ABSTRACT

This is a British Isles book. I mean that as a compliment. It’s not just because the chapters herein sparkle with the elegant prose that still typifies much British and Irish academic work – much to the envy of us colonists. It’s not just because the editor, Russell Sandberg, has rapidly emerged as Britain’s brightest new academic star in the field of Law and Religion study – much to the delight of us veterans. It’s also a compliment because many of the ‘leading works in Law and Religion’ featured in these pages are very much country-specific books. To be sure, Harold J Berman’s Law and Revolution, translated into a dozen languages, is a top-tier title anywhere. Legal historians will know FW Maitland’s name, if not his classic title, Roman Canon Law in the Church of England featured herein. A few left-wing scholars may have heard of Winnifred Sullivan’s The Impossibility of Religious Freedom. A few legal pluralists will know Ayelet Shachar’s pioneering work on Multicultural Jurisdictions, especially given Archbishop Rowan Williams’s controversial comment in 2007 about the ‘unavoidable’ need for English courts to accommodate Shari’a and other faith-based family laws.

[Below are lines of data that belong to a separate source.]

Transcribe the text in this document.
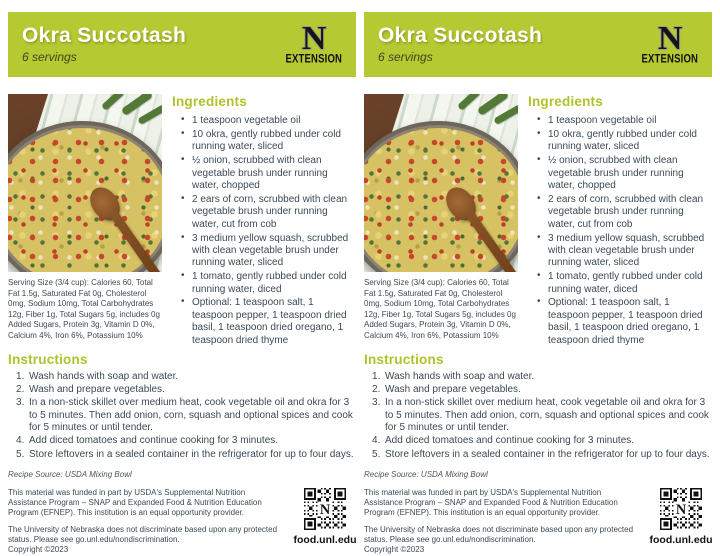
Okra Succotash
6 servings	N
EXTENSION
Serving Size (3/4 cup): Calories 60, Total Fat 1.5g, Saturated Fat 0g, Cholesterol 0mg, Sodium 10mg, Total Carbohydrates 12g, Fiber 1g, Total Sugars 5g, includes 0g Added Sugars, Protein 3g, Vitamin D 0%, Calcium 4%, Iron 6%, Potassium 10%
Ingredients
• 1 teaspoon vegetable oil
• 10 okra, gently rubbed under cold running water, sliced
• ½ onion, scrubbed with clean vegetable brush under running water, chopped
• 2 ears of corn, scrubbed with clean vegetable brush under running water, cut from cob
• 3 medium yellow squash, scrubbed with clean vegetable brush under running water, sliced
• 1 tomato, gently rubbed under cold running water, diced
• Optional: 1 teaspoon salt, 1 teaspoon pepper, 1 teaspoon dried basil, 1 teaspoon dried oregano, 1 teaspoon dried thyme
Instructions
Wash hands with soap and water.
Wash and prepare vegetables.
In a non-stick skillet over medium heat, cook vegetable oil and okra for 3 to 5 minutes. Then add onion, corn, squash and optional spices and cook for 5 minutes or until tender.
Add diced tomatoes and continue cooking for 3 minutes.
Store leftovers in a sealed container in the refrigerator for up to four days.
Recipe Source: USDA Mixing Bowl
This material was funded in part by USDA's Supplemental Nutrition Assistance Program – SNAP and Expanded Food & Nutrition Education Program (EFNEP). This institution is an equal opportunity provider.
The University of Nebraska does not discriminate based upon any protected status. Please see go.unl.edu/nondiscrimination.
Copyright ©2023
N
food.unl.edu
Okra Succotash
6 servings	N
EXTENSION
Serving Size (3/4 cup): Calories 60, Total Fat 1.5g, Saturated Fat 0g, Cholesterol 0mg, Sodium 10mg, Total Carbohydrates 12g, Fiber 1g, Total Sugars 5g, includes 0g Added Sugars, Protein 3g, Vitamin D 0%, Calcium 4%, Iron 6%, Potassium 10%
Ingredients
• 1 teaspoon vegetable oil
• 10 okra, gently rubbed under cold running water, sliced
• ½ onion, scrubbed with clean vegetable brush under running water, chopped
• 2 ears of corn, scrubbed with clean vegetable brush under running water, cut from cob
• 3 medium yellow squash, scrubbed with clean vegetable brush under running water, sliced
• 1 tomato, gently rubbed under cold running water, diced
• Optional: 1 teaspoon salt, 1 teaspoon pepper, 1 teaspoon dried basil, 1 teaspoon dried oregano, 1 teaspoon dried thyme
Instructions
Wash hands with soap and water.
Wash and prepare vegetables.
In a non-stick skillet over medium heat, cook vegetable oil and okra for 3 to 5 minutes. Then add onion, corn, squash and optional spices and cook for 5 minutes or until tender.
Add diced tomatoes and continue cooking for 3 minutes.
Store leftovers in a sealed container in the refrigerator for up to four days.
Recipe Source: USDA Mixing Bowl
This material was funded in part by USDA's Supplemental Nutrition Assistance Program – SNAP and Expanded Food & Nutrition Education Program (EFNEP). This institution is an equal opportunity provider.
The University of Nebraska does not discriminate based upon any protected status. Please see go.unl.edu/nondiscrimination.
Copyright ©2023
N
food.unl.edu
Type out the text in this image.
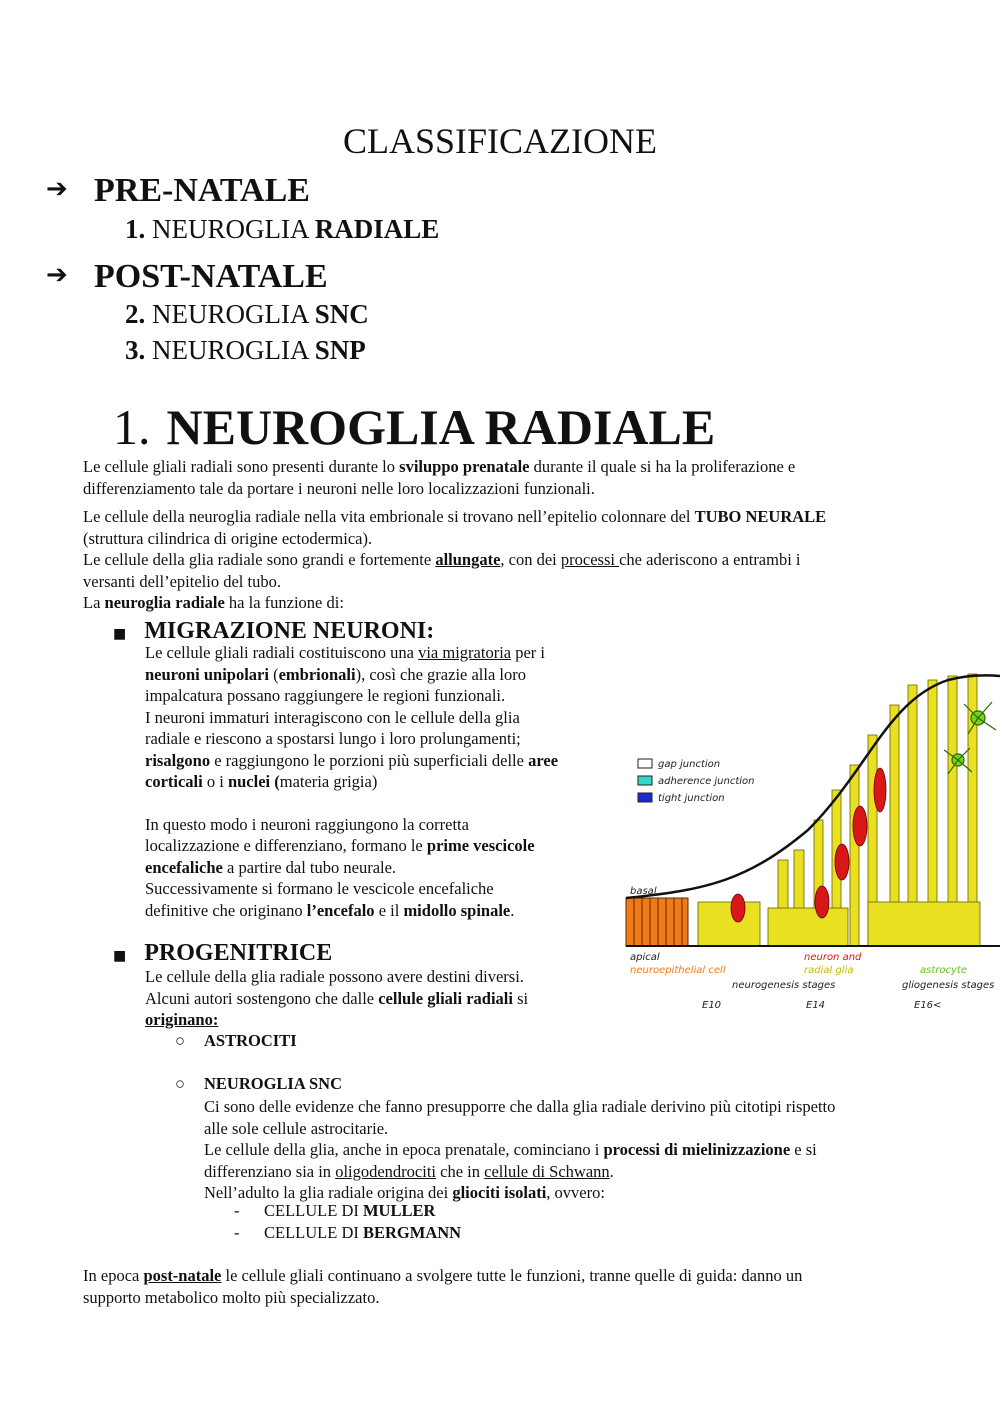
CLASSIFICAZIONE
➔ PRE-NATALE
1. NEUROGLIA RADIALE
➔ POST-NATALE
2. NEUROGLIA SNC
3. NEUROGLIA SNP
1. NEUROGLIA RADIALE
Le cellule gliali radiali sono presenti durante lo sviluppo prenatale durante il quale si ha la proliferazione e
differenziamento tale da portare i neuroni nelle loro localizzazioni funzionali.
Le cellule della neuroglia radiale nella vita embrionale si trovano nell’epitelio colonnare del TUBO NEURALE
(struttura cilindrica di origine ectodermica).
Le cellule della glia radiale sono grandi e fortemente allungate, con dei processi che aderiscono a entrambi i
versanti dell’epitelio del tubo.
La neuroglia radiale ha la funzione di:
■ MIGRAZIONE NEURONI:
Le cellule gliali radiali costituiscono una via migratoria per i
neuroni unipolari (embrionali), così che grazie alla loro
impalcatura possano raggiungere le regioni funzionali.
I neuroni immaturi interagiscono con le cellule della glia
radiale e riescono a spostarsi lungo i loro prolungamenti;
risalgono e raggiungono le porzioni più superficiali delle aree
corticali o i nuclei (materia grigia)

In questo modo i neuroni raggiungono la corretta
localizzazione e differenziano, formano le prime vescicole
encefaliche a partire dal tubo neurale.
Successivamente si formano le vescicole encefaliche
definitive che originano l’encefalo e il midollo spinale.
gap junction
adherence junction
tight junction
basal
apical
neuroepithelial cell
neuron and
radial glia	astrocyte
neurogenesis stages	gliogenesis stages
E10	E14	E16<
■ PROGENITRICE
Le cellule della glia radiale possono avere destini diversi.
Alcuni autori sostengono che dalle cellule gliali radiali si
originano:
○ ASTROCITI
○ NEUROGLIA SNC
Ci sono delle evidenze che fanno presupporre che dalla glia radiale derivino più citotipi rispetto
alle sole cellule astrocitarie.
Le cellule della glia, anche in epoca prenatale, cominciano i processi di mielinizzazione e si
differenziano sia in oligodendrociti che in cellule di Schwann.
Nell’adulto la glia radiale origina dei glіociti isolati, ovvero:
- CELLULE DI MULLER
- CELLULE DI BERGMANN
In epoca post-natale le cellule gliali continuano a svolgere tutte le funzioni, tranne quelle di guida: danno un
supporto metabolico molto più specializzato.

Some comparative religious liberty experts will know Carolyn Evans’ pioneering work on religious freedom in the European Convention on Human Rights, especially since the Strasbourg Court has become so active on these questions of late. But the rest of the scholarly names and titles featured on the foregoing pages – Kevin Boyle, Sir John Robilliard, Francis Lyall, David Maxwell Fyfe, Jean Baubérot, Lucy Vickers, The Right Reverend Christopher Hill, and others – are rather too little known outside the British Isles, although the chapter authors work hard to show how and why they should be part of the Law and Religion canon.